Dalamar apareció al otro lado de Gil. El joven miró aturdido a su padre y al elfo oscuro. Estalló un confuso barullo de voces, gritos y chillidos. La mano de Gil se cerró, crispada, sobre el medallón.
Rashas, de pie junto al joven, le dijo algo en voz baja.
Tanis hizo caso omiso del senador. Ya se ocuparía de él después.
—Gil, quítate el medallón —repitió Tanis queda, pacientemente—. ¡No te preocupes! Estarás a salvo. He venido para llevarte a casa.
Las palabras de Tanis hicieron reaccionar al joven, aunque no como su padre había esperado. Gil se soltó de las manos de su padre; estaba mortalmente pálido, pero su voz era firme.
—Te equivocas, padre. —Gil miró a Rashas—. Ya estoy en casa.

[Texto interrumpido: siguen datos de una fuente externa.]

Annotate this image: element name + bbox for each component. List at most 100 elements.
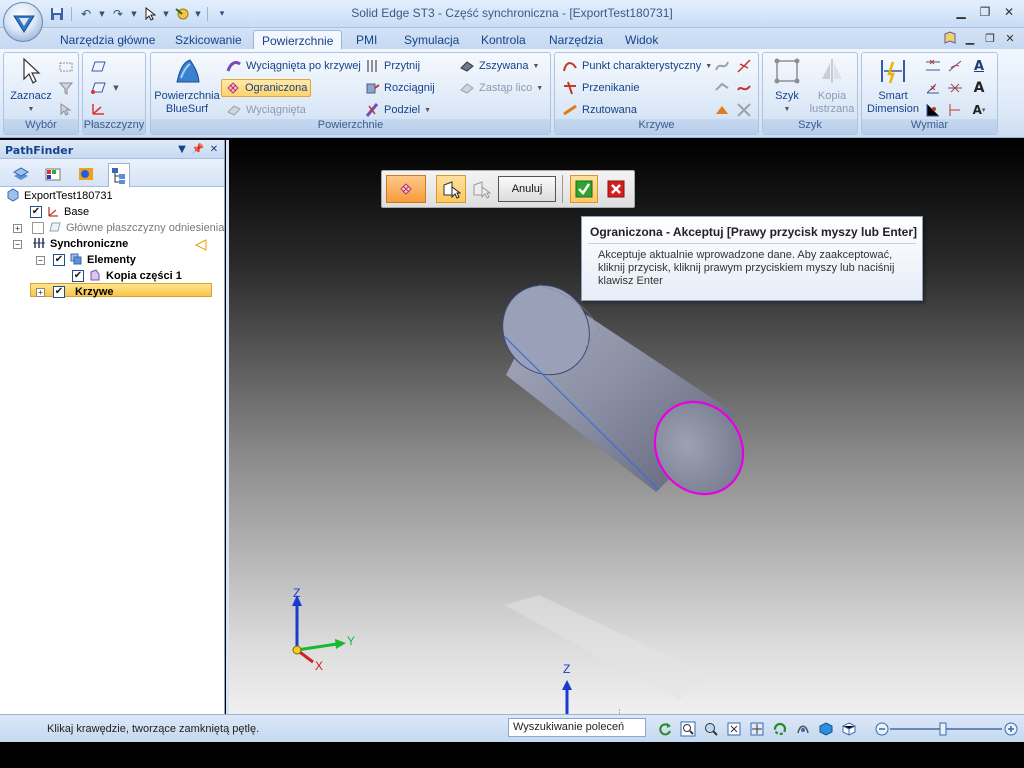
restore-icon[interactable]: ❐ (974, 3, 996, 21)
tree-kopia[interactable]: ✔ Kopia części 1 (72, 268, 182, 284)
base-checkbox[interactable]: ✔ (30, 206, 42, 218)
tab-powierzchnie[interactable]: Powierzchnie (253, 30, 343, 50)
curve-tool-6-icon[interactable] (735, 101, 753, 119)
reference-planes-checkbox[interactable] (32, 222, 44, 234)
zszywana-button[interactable]: Zszywana ▼ (456, 57, 542, 75)
select-arrow-icon[interactable] (141, 6, 159, 23)
view-style-icon[interactable] (840, 720, 858, 738)
tree-synchronous[interactable]: − Synchroniczne (13, 236, 128, 252)
krzywe-checkbox[interactable]: ✔ (53, 286, 65, 298)
szyk-button[interactable]: Szyk ▼ (767, 55, 807, 116)
filter-icon[interactable] (57, 79, 75, 97)
podziel-button[interactable]: Podziel ▼ (361, 101, 434, 119)
tree-base[interactable]: ✔ Base (30, 204, 89, 220)
punkt-charakterystyczny-button[interactable]: Punkt charakterystyczny ▼ (559, 57, 715, 75)
plane-normal-icon[interactable] (89, 79, 107, 97)
zoom-slider[interactable] (874, 721, 1020, 737)
layers-tab-icon[interactable] (10, 163, 32, 185)
select-mode-icon[interactable] (57, 100, 75, 118)
wyciagnieta-po-krzywej-button[interactable]: Wyciągnięta po krzywej (223, 57, 364, 75)
wyciagnieta-button[interactable]: Wyciągnięta (223, 101, 309, 119)
smart-dimension-button[interactable]: Smart Dimension (864, 55, 922, 116)
select-faces-step-icon[interactable] (468, 175, 494, 203)
expand-icon[interactable]: + (13, 223, 22, 233)
select-curves-step-icon[interactable] (436, 175, 466, 203)
tab-widok[interactable]: Widok (617, 30, 666, 50)
zoom-icon[interactable] (702, 720, 720, 738)
accept-button[interactable] (570, 175, 598, 203)
view-orientation-icon[interactable] (817, 720, 835, 738)
podziel-dropdown-icon[interactable]: ▼ (424, 107, 431, 114)
bounded-step-icon[interactable] (386, 175, 426, 203)
undo-dropdown-icon[interactable]: ▼ (98, 6, 106, 23)
bluesurf-button[interactable]: Powierzchnia BlueSurf (153, 55, 221, 116)
graphics-viewport[interactable]: ⋮ Z Y X Z Anuluj Ograniczona - Akceptuj … (226, 140, 1024, 714)
text-format-icon[interactable]: A (970, 79, 988, 97)
tab-narzedzia[interactable]: Narzędzia (541, 30, 611, 50)
coincident-plane-icon[interactable] (89, 58, 107, 76)
family-of-parts-tab-icon[interactable] (42, 163, 64, 185)
rotate-icon[interactable] (771, 720, 789, 738)
select-box-icon[interactable] (57, 58, 75, 76)
plane-dropdown-icon[interactable]: ▼ (107, 79, 125, 97)
redo-icon[interactable]: ↷ (109, 6, 127, 23)
kopia-lustrzana-button[interactable]: Kopia lustrzana (809, 55, 855, 116)
select-dropdown-icon[interactable]: ▼ (162, 6, 170, 23)
spin-about-icon[interactable] (794, 720, 812, 738)
tree-krzywe[interactable]: + ✔ Krzywe (36, 284, 114, 300)
close-doc-icon[interactable]: ✕ (1002, 30, 1018, 46)
render-tab-icon[interactable] (75, 163, 97, 185)
zoom-area-icon[interactable] (679, 720, 697, 738)
przenikanie-button[interactable]: Przenikanie (559, 79, 642, 97)
symmetric-diameter-icon[interactable] (946, 79, 964, 97)
refresh-icon[interactable] (656, 720, 674, 738)
tab-szkicowanie[interactable]: Szkicowanie (167, 30, 250, 50)
application-button[interactable] (3, 2, 43, 42)
help-book-icon[interactable] (942, 30, 958, 46)
tab-pmi[interactable]: PMI (348, 30, 385, 50)
anuluj-button[interactable]: Anuluj (498, 176, 556, 202)
curve-tool-2-icon[interactable] (735, 57, 753, 75)
minimize-icon[interactable]: ▁ (950, 3, 972, 21)
command-search-input[interactable]: Wyszukiwanie poleceń (508, 718, 646, 737)
fit-icon[interactable] (725, 720, 743, 738)
panel-options-icon[interactable]: ▼ (176, 142, 188, 156)
pathfinder-tree-tab-icon[interactable] (108, 163, 130, 187)
punkt-dropdown-icon[interactable]: ▼ (705, 63, 712, 70)
expand-icon[interactable]: + (36, 287, 45, 297)
curve-tool-3-icon[interactable] (713, 79, 731, 97)
tab-symulacja[interactable]: Symulacja (396, 30, 467, 50)
distance-between-icon[interactable] (924, 57, 942, 75)
panel-close-icon[interactable]: ✕ (208, 142, 220, 156)
collapse-icon[interactable]: − (13, 239, 22, 249)
zastap-lico-dropdown-icon[interactable]: ▼ (536, 85, 543, 92)
ograniczona-button[interactable]: Ograniczona (221, 79, 312, 97)
redo-dropdown-icon[interactable]: ▼ (130, 6, 138, 23)
rozciagnij-button[interactable]: Rozciągnij (361, 79, 438, 97)
curve-tool-1-icon[interactable] (713, 57, 731, 75)
dimension-axis-icon[interactable] (946, 101, 964, 119)
tab-narzedzia-glowne[interactable]: Narzędzia główne (52, 30, 163, 50)
smart-select-dropdown-icon[interactable]: ▼ (194, 6, 202, 23)
restore-doc-icon[interactable]: ❐ (982, 30, 998, 46)
zastap-lico-button[interactable]: Zastąp lico ▼ (456, 79, 546, 97)
rzutowana-button[interactable]: Rzutowana (559, 101, 640, 119)
smart-select-icon[interactable] (173, 6, 191, 23)
elementy-checkbox[interactable]: ✔ (53, 254, 65, 266)
close-icon[interactable]: ✕ (998, 3, 1020, 21)
kopia-checkbox[interactable]: ✔ (72, 270, 84, 282)
customize-qat-icon[interactable]: ▾ (213, 6, 231, 23)
tree-elementy[interactable]: − ✔ Elementy (36, 252, 136, 268)
pan-icon[interactable] (748, 720, 766, 738)
angular-coordinate-icon[interactable] (946, 57, 964, 75)
tree-reference-planes[interactable]: + Główne płaszczyzny odniesienia (13, 220, 224, 236)
curve-tool-5-icon[interactable] (713, 101, 731, 119)
zszywana-dropdown-icon[interactable]: ▼ (533, 63, 540, 70)
text-size-icon[interactable]: A ▾ (970, 101, 988, 119)
text-style-icon[interactable]: A (970, 57, 988, 75)
angle-between-icon[interactable] (924, 79, 942, 97)
undo-icon[interactable]: ↶ (77, 6, 95, 23)
collapse-icon[interactable]: − (36, 255, 45, 265)
curve-tool-4-icon[interactable] (735, 79, 753, 97)
cancel-x-button[interactable] (602, 175, 630, 203)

El senador empezó a llamar a la guardia. Atraída por el ruido del escándalo, la hechicera Túnica Blanca entró corriendo en la cámara.
—¡Deprisa, amigo mío! —instó Dalamar en voz baja—. ¡A menos que quieras presenciar una batalla mágica que demolerá esta torre sobre nuestras cabezas!
—Gil, escúchame —empezó, furioso, Tanis.
—No, padre, escúchame tú —Gil Hablaba sosegado—. Sé lo que hago.
—¡Eres un niño! —Bramó Tanis—. No tienes ni idea de lo que haces…
Una mancha rojiza tiñó el rostro de Gil, como si Tanis le hubiese abofeteado. Miró a su padre en silencio, pidiéndole que confiase en él, que lo comprendiese. El medallón, objeto sagrado de los elfos, resplandecía sobre su pecho y su luz se reflejaba en los ojos azules de joven.
—¡Quítate esa maldita cosa! —Alargó la mano.
Un relámpago blanco chisporroteó como una explosión del propio sol y un dolor abrasador recorrió el brazo de Tanis, un dolor tan horrible que amenazó con hacer estallar su corazón. Estaba desplomándose. Unas fuertes manos lo sujetaron, lo agarraron, y una voz fuerte entonó palabras extrañas. Tanis oyó decir a Gilthas, a lo lejos:
—Prestaré el juramento. Seré el Orador de los Soles.
Tanis quiso soltarse, pero la oscuridad se tornó más y más densa y empezó a girar a su alrededor, y entonces, con desesperada frustración, comprendió que estaba atrapado en la magia de Dalamar.